Et Moi ! par Lieux Fictifs à la Friche La Belle de Mai
L’odyssée des espaces
L’association Lieux Fictifs nous embarque une fois encore vers des hétérotopies visionnaires, cette fois créées par les jeunesses, vers un « Terrain Commun », pour une première édition « Des Jeunesses à la Friche ». Porte d’entrée : la Salle des Machines et l’espace Petirama. L’exposition Et Moi ! compte treize films et quelques œuvres plastiques fixes, un ensemble mobile, mobilisé et mobilisant.
Il y a presque deux ans, nous faisions un état des lieux — non fictifs, mais bien réels pour le coup — des projets que l’association porte depuis près de trente ans. Depuis la création du studio de cinéma au sein de la prison des Baumettes — une installation associée à l’élaboration de Télé Vidéo Baumettes, la première chaîne télé depuis et pour les détenu·e·s qui coïncidait avec l’installation de téléviseurs dans les cellules —, Caroline Caccavale et José Césarini ont été rejoints par bien d’autres artistes qui pratiquent le film, comme Emmanuelle Raynaut qui a travaillé sur cette exposition. Et d’autres encore qui se sont plus récemment mis·es à le pratiquer !
Cette fois-ci, l’idée se proposait de relayer les voix et les regards des jeunes, encore trop enclavés dans des espaces géographiques, générationnels et culturels. Sur trois ans (2016-2019), au fil de plusieurs villes comme Aubervilliers, Lille, Calais et, bien sûr, Marseille, Lieux Fictifs a mené des ateliers avec des adolescents, des jeunes suivi·e·s soit par la protection judiciaire de la jeunesse, soit par des éducateur·ice·s, comme ici, par l’Adapp13 (association départementale qui œuvre dans le centre ville de Marseille, les quartiers Nord et aux alentours) ; soit des mineur·e·s incarcéré·e·s.
On peut alors se perdre et se rêver dans ces regards, écouter — c’est rare ! — ces cent-quarante voix depuis les salles d’exposition, puisqu’autant de jeunes ont participé à ces ateliers. Le projet a de l’envergure, et le résultat aussi. Disons d’abord que les films sont faits soit d’images d’archives, soit d’images de jeux vidéo, soit d’images filmées depuis les téléphones portables.
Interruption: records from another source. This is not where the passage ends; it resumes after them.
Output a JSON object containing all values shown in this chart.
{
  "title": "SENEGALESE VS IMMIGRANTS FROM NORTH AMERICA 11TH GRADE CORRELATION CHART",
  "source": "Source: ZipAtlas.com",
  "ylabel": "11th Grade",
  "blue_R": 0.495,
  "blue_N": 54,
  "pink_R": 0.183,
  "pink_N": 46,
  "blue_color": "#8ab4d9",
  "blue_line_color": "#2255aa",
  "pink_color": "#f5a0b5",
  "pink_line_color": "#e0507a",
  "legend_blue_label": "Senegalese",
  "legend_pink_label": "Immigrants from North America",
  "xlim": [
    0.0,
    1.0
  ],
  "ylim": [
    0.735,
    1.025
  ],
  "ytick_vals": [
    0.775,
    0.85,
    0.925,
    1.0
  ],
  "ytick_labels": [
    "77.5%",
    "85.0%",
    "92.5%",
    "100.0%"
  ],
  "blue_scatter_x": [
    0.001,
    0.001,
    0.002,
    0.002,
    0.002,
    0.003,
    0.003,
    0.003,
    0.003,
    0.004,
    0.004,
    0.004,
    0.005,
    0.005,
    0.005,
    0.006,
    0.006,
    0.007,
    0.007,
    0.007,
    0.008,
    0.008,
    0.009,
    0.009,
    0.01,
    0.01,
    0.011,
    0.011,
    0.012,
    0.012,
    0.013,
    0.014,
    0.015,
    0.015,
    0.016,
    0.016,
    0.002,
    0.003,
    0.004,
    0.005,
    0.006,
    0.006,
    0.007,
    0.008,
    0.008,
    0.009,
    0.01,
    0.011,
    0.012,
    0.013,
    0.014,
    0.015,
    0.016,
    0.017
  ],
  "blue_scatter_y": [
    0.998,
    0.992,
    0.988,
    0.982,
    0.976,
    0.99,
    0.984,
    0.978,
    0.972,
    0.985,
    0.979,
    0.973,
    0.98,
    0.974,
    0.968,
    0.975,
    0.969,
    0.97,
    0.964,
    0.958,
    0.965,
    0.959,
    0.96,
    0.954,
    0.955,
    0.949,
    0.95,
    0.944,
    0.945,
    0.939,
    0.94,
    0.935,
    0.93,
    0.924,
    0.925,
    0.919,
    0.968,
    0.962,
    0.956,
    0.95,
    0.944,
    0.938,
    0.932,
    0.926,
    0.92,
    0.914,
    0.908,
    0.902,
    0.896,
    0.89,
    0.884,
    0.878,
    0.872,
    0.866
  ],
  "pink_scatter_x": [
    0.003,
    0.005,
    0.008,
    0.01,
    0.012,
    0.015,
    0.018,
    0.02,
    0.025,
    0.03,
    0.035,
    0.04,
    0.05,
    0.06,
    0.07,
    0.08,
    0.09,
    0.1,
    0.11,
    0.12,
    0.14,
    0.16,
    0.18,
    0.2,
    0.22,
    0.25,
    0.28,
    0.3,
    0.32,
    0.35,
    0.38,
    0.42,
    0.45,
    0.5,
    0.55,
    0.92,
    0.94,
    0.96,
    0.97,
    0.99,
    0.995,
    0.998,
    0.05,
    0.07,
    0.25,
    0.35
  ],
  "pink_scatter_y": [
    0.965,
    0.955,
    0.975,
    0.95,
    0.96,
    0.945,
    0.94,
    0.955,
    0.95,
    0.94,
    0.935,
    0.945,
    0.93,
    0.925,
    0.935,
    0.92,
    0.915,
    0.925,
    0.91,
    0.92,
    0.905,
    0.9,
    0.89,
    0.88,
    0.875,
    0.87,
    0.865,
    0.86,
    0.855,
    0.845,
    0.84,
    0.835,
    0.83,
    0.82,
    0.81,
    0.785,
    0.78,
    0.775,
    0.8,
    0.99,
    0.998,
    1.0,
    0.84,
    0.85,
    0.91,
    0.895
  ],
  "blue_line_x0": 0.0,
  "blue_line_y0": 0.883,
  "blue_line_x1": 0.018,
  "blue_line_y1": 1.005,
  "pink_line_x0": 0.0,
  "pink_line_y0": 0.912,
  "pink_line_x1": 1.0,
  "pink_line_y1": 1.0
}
Le processus artistique vaut la mention : les images d’archives de l’INA, du CNC et de la BnF sont proposées comme matériaux bruts pour créer des histoires, qui relèvent parfois de la science-fiction, parfois de l’autobiographie fictive. « On était tout le temps travaillés, bousculés par l’actualité : les jeunes avançaient des possibilités, issues de leurs imaginaires, qui trouvent écho dans une actualité fine », apprécie Caroline Caccavale. Arfata, l’une des jeunes participantes et habitante du quartier Félix Pyat, a pu exprimer son incompréhension face à l’oubli « du maire, des politiques » : « Mon quartier est juste à côté de la Joliette. Quand tu y sors, tu vois : tout est beau, bien, puis là tu marches deux pas pour rentrer… c’est un autre monde. » Son film semble en effet vouloir donner des voix et des visages à ce quartier qui en est privé.
On vous laisse aller vous faire bousculer vous aussi par ces films qui mêlent intimement et singulièrement poétique et politique, depuis leur genèse jusqu’à leur projection. La question de la place des jeunes artistes, en tant que personnes et en tant qu’artistes, se joue sensiblement parce qu’ils et elles y portent « à la fois un regard sur eux-mêmes, sur l’autre, et sur le monde ». Lieux Fictifs a fait le pari d’apporter une chambre d’écho à ces récits, puis de les faire ricocher hors des enclaves : les espaces en sont sensés, esthétisés, politisés. Pari gagné.
Margot Dewavrin
Et Moi ! : jusqu’au 24/04 à la Friche La Belle de Mai (41 rue Jobin, 3e).